Abstract
The unbroken amplification of a versatile urban setup is challenged by huge Big Data processing. Understanding the voluminous data generated in a smart urban environment for decision making is a challenging task. Big Data analytics is performed to obtain useful insights about the massive data. The existing conventional techniques are not suitable to get a useful insight due to the huge volume of data. Big Data analytics has attracted significant attention in the context of large-scale data computation and processing. This paper presents a Hadoop-based architecture to deal with Big Data loading and processing. The proposed architecture is composed of two different modules, i.e., Big Data loading and Big Data processing. The performance and efficiency of data loading is tested to propose a customized methodology for loading Big Data to a distributed and processing platform, i.e., Hadoop. To examine data ingestion into Hadoop, data loading is performed and compared repeatedly against different decisions. The experimental results are recorded for various attributes along with manual and traditional data loading to highlight the efficiency of our proposed solution. On the other hand, the processing is achieved using YARN cluster management framework with specific customization of dynamic scheduling. In addition, the effectiveness of our proposed solution regarding processing and computation is also highlighted and decorated in the context of throughput.
5. Conclusion and Future
Work In this paper, a Hadoop-based smart urban data management is proposed to deal with the problems in Big Data analytics. The projected solution particularly deals with Big Data loading into Hadoop, cluster management and computation. The proposed scheme comprised of Big Data loading and storage in Hadoop file system and Big Data computation and processing. The first part is responsible for transferring and storing the Big Data in Hadoop. The data loading performance and efficiency is tested using our proposed methodology, based on a variety of experiments, to load the Big Data to a distributed and processing platform, i.e., Hadoop.

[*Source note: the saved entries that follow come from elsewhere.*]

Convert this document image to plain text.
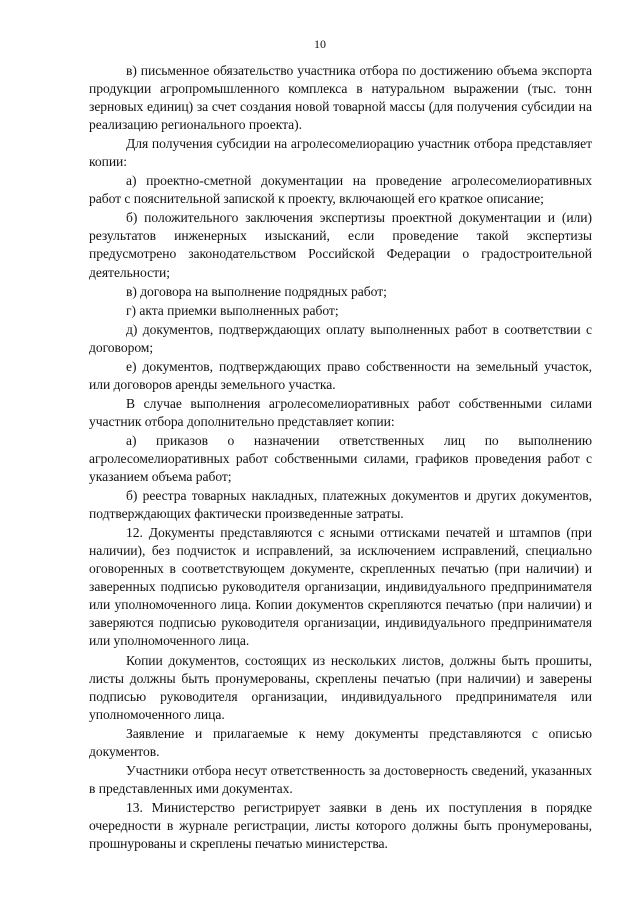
10

в) письменное обязательство участника отбора по достижению объема экспорта продукции агропромышленного комплекса в натуральном выражении (тыс. тонн зерновых единиц) за счет создания новой товарной массы (для получения субсидии на реализацию регионального проекта).

Для получения субсидии на агролесомелиорацию участник отбора представляет копии:

а) проектно-сметной документации на проведение агролесомелиоративных работ с пояснительной запиской к проекту, включающей его краткое описание;

б) положительного заключения экспертизы проектной документации и (или) результатов инженерных изысканий, если проведение такой экспертизы предусмотрено законодательством Российской Федерации о градостроительной деятельности;

в) договора на выполнение подрядных работ;

г) акта приемки выполненных работ;

д) документов, подтверждающих оплату выполненных работ в соответствии с договором;

е) документов, подтверждающих право собственности на земельный участок, или договоров аренды земельного участка.

В случае выполнения агролесомелиоративных работ собственными силами участник отбора дополнительно представляет копии:

а) приказов о назначении ответственных лиц по выполнению агролесомелиоративных работ собственными силами, графиков проведения работ с указанием объема работ;

б) реестра товарных накладных, платежных документов и других документов, подтверждающих фактически произведенные затраты.

12. Документы представляются с ясными оттисками печатей и штампов (при наличии), без подчисток и исправлений, за исключением исправлений, специально оговоренных в соответствующем документе, скрепленных печатью (при наличии) и заверенных подписью руководителя организации, индивидуального предпринимателя или уполномоченного лица. Копии документов скрепляются печатью (при наличии) и заверяются подписью руководителя организации, индивидуального предпринимателя или уполномоченного лица.

Копии документов, состоящих из нескольких листов, должны быть прошиты, листы должны быть пронумерованы, скреплены печатью (при наличии) и заверены подписью руководителя организации, индивидуального предпринимателя или уполномоченного лица.

Заявление и прилагаемые к нему документы представляются с описью документов.

Участники отбора несут ответственность за достоверность сведений, указанных в представленных ими документах.

13. Министерство регистрирует заявки в день их поступления в порядке очередности в журнале регистрации, листы которого должны быть пронумерованы, прошнурованы и скреплены печатью министерства.
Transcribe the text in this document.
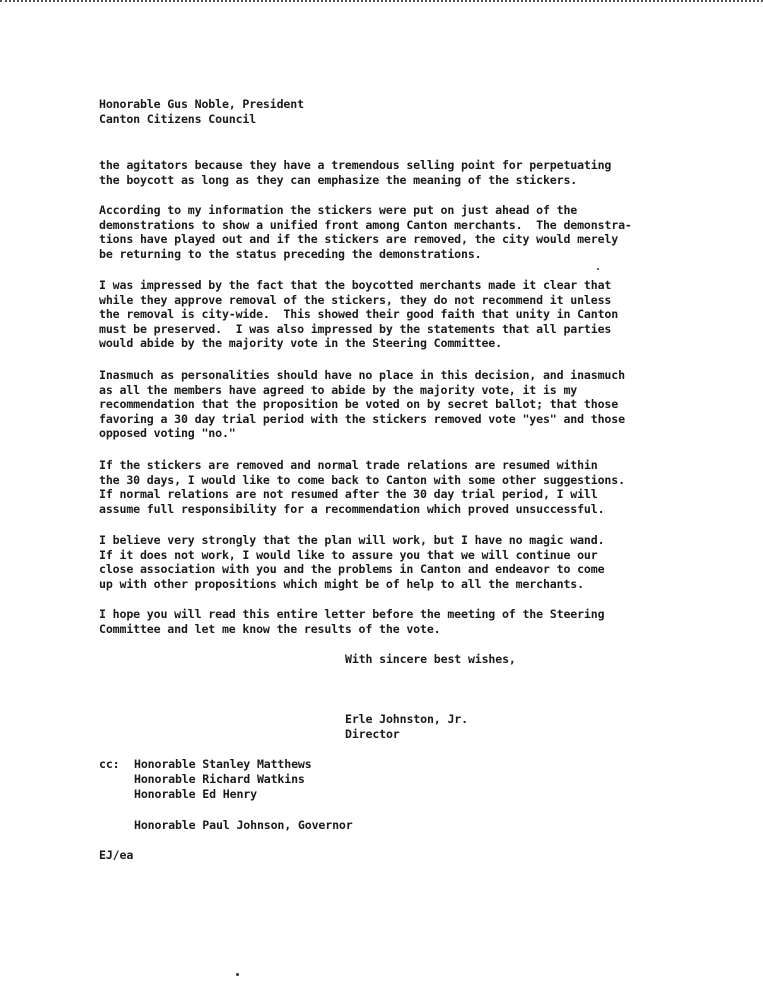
Honorable Gus Noble, President
Canton Citizens Council
the agitators because they have a tremendous selling point for perpetuating
the boycott as long as they can emphasize the meaning of the stickers.
According to my information the stickers were put on just ahead of the
demonstrations to show a unified front among Canton merchants.  The demonstra-
tions have played out and if the stickers are removed, the city would merely
be returning to the status preceding the demonstrations.
I was impressed by the fact that the boycotted merchants made it clear that
while they approve removal of the stickers, they do not recommend it unless
the removal is city-wide.  This showed their good faith that unity in Canton
must be preserved.  I was also impressed by the statements that all parties
would abide by the majority vote in the Steering Committee.
Inasmuch as personalities should have no place in this decision, and inasmuch
as all the members have agreed to abide by the majority vote, it is my
recommendation that the proposition be voted on by secret ballot; that those
favoring a 30 day trial period with the stickers removed vote "yes" and those
opposed voting "no."
If the stickers are removed and normal trade relations are resumed within
the 30 days, I would like to come back to Canton with some other suggestions.
If normal relations are not resumed after the 30 day trial period, I will
assume full responsibility for a recommendation which proved unsuccessful.
I believe very strongly that the plan will work, but I have no magic wand.
If it does not work, I would like to assure you that we will continue our
close association with you and the problems in Canton and endeavor to come
up with other propositions which might be of help to all the merchants.
I hope you will read this entire letter before the meeting of the Steering
Committee and let me know the results of the vote.
With sincere best wishes,
Erle Johnston, Jr.
Director
cc: Honorable Stanley Matthews
Honorable Richard Watkins
Honorable Ed Henry
Honorable Paul Johnson, Governor
EJ/ea
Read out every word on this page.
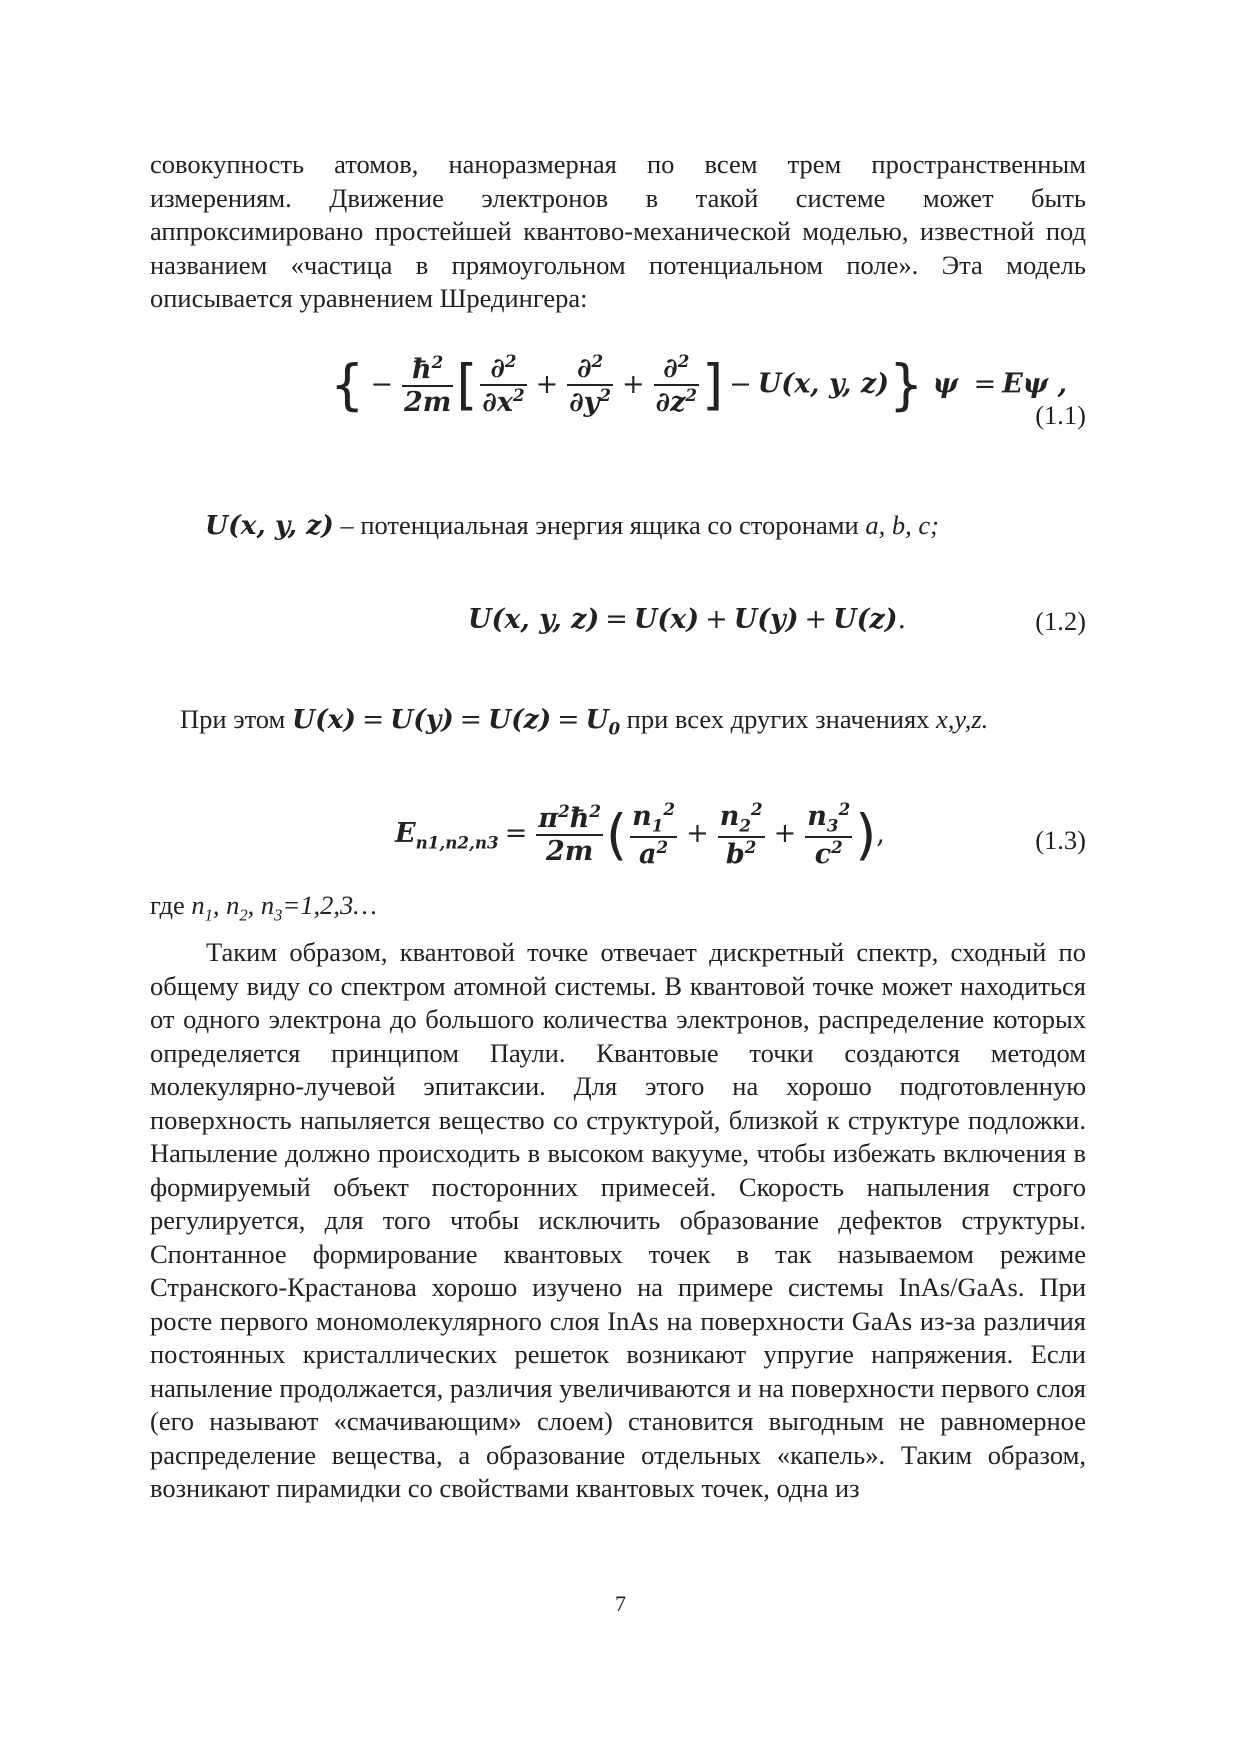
совокупность атомов, наноразмерная по всем трем пространственным измерениям. Движение электронов в такой системе может быть аппроксимировано простейшей квантово-механической моделью, известной под названием «частица в прямоугольном потенциальном поле». Эта модель описывается уравнением Шредингера:

{ − $\frac{ħ^2}{2m}$ [ $\frac{\partial^2}{\partial x^2} + \frac{\partial^2}{\partial y^2} + \frac{\partial^2}{\partial z^2}$ ] − U(x, y, z)} ψ = Eψ ,
(1.1)
U(x, y, z) – потенциальная энергия ящика со сторонами a, b, c;
U(x, y, z) = U(x) + U(y) + U(z).	(1.2)
При этом $U(x) = U(y) = U(z) = U_0$ при всех других значениях x,y,z.
$E_{n1,n2,n3} = \frac{\pi^2ħ^2}{2m}$ ( $\frac{n_1^2}{a^2} + \frac{n_2^2}{b^2} + \frac{n_3^2}{c^2}$ ),	(1.3)
где $n_1$, $n_2$, $n_3=1,2,3\dots$

Таким образом, квантовой точке отвечает дискретный спектр, сходный по общему виду со спектром атомной системы. В квантовой точке может находиться от одного электрона до большого количества электронов, распределение которых определяется принципом Паули. Квантовые точки создаются методом молекулярно-лучевой эпитаксии. Для этого на хорошо подготовленную поверхность напыляется вещество со структурой, близкой к структуре подложки. Напыление должно происходить в высоком вакууме, чтобы избежать включения в формируемый объект посторонних примесей. Скорость напыления строго регулируется, для того чтобы исключить образование дефектов структуры. Спонтанное формирование квантовых точек в так называемом режиме Странского-Крастанова хорошо изучено на примере системы InAs/GaAs. При росте первого мономолекулярного слоя InAs на поверхности GaAs из-за различия постоянных кристаллических решеток возникают упругие напряжения. Если напыление продолжается, различия увеличиваются и на поверхности первого слоя (его называют «смачивающим» слоем) становится выгодным не равномерное распределение вещества, а образование отдельных «капель». Таким образом, возникают пирамидки со свойствами квантовых точек, одна из

7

In addition, data loading is performed and compared with different decisions repeatedly and influenced features are examined. The second part of the research deals with data computation and processing. Unlike traditional MapReduce architecture, YARN-based cluster resource management solution is utilized in this research to manage the cluster resources and process the data using MapReduce algorithm separately. YARN is customized with dynamic scheduling. Using Hadoop framework, the proposed architecture is tested with reliable datasets to verify and reveals that the proposed solution offers precious impending into the society development structures to obtain better architectures. In addition, the proposed solution will be used for OFFLINE application as Hadoop only provides offline processing. Moreover, the effectiveness of our proposed scheme with regard to throughput is also highlighted in this paper.